But email remains fundamental and, despite its lack of sexiness, must be considered. The bottom line is that it continues to grow. Radicati Group research released this week says that the number of email accounts worldwide will increase from 3.1 billion to 4.1 billion between this year and the end of 2015. The group noted that despite the growth, “a great deal of corporate and consumer communication is also shifting to other forms of communications, particularly Instant Messaging (IM) and social networks.”
The great increase in email accounts doesn't mean that more people are using email. It suggests, rather, that more accounts are being established by a relatively stable number of users. Email security and certification firm Return Path conducted a survey, also released this week, which found that 48 percent of email is done via Web browsers (i.e., Gmail, Yahoo Mail, etc.), 36 percent via desktop programs and 16 percent on mobile devices. The study reports that Microsoft Outlook controls 63 percent of the desktop email universe.

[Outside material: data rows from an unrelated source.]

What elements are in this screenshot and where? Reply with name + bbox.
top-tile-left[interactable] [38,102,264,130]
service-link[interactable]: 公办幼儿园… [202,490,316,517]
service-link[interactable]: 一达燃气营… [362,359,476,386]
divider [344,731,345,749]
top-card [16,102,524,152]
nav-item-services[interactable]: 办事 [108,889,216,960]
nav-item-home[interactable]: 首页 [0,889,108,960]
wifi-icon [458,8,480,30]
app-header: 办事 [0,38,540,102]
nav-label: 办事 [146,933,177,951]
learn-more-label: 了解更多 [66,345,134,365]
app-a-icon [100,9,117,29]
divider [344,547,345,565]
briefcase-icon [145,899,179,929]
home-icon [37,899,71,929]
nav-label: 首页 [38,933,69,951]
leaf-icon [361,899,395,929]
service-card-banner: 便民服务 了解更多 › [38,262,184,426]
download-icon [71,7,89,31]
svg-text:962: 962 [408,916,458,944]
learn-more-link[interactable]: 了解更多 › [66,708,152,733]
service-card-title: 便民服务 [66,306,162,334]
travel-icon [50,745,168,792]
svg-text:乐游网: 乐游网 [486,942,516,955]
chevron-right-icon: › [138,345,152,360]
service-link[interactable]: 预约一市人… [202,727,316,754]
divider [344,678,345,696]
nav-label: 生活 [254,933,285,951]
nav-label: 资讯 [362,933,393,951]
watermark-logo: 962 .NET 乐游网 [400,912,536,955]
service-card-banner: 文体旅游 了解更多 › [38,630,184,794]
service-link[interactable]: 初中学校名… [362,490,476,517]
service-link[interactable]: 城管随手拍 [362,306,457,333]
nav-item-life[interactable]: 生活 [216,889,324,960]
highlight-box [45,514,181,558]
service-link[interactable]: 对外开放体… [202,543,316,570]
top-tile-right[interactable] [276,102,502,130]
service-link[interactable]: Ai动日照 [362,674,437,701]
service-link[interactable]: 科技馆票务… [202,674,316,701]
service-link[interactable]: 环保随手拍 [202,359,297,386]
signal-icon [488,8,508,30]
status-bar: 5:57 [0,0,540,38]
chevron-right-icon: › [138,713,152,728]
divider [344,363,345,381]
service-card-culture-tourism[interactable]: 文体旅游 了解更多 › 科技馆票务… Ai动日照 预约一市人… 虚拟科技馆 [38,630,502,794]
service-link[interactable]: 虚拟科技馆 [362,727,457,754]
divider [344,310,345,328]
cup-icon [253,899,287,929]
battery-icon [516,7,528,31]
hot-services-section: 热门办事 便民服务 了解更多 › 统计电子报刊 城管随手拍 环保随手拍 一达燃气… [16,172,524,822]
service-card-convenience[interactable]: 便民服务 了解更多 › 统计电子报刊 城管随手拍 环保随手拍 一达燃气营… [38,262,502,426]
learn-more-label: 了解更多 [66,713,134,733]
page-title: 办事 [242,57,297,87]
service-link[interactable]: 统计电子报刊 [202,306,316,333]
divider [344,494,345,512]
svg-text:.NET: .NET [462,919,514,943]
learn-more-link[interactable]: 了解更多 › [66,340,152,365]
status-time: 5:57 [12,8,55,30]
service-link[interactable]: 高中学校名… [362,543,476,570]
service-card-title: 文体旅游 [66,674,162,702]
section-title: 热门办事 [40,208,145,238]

Mobile email, not surprisingly, is the hottest topic. Though it still represents only 16 percent of the total, it increased 81 percent. The popularity of email on tablets — the device that Return Path says accounted for the lion's share of mobile email growth — makes RIM's PlayBook strategy all the more curious. The bottom line is clear: Don't take shortcuts with mobile security in general or mobile email security in particular. Think before doing such things as using Webmail for vital and/or restricted information.
The mobile email world truly is progressing. Indeed, this week, astronaut Mark Kelly — husband of Congresswoman Gabrielle Giffords — sent the first email from space. The story didn't say what type of email he used.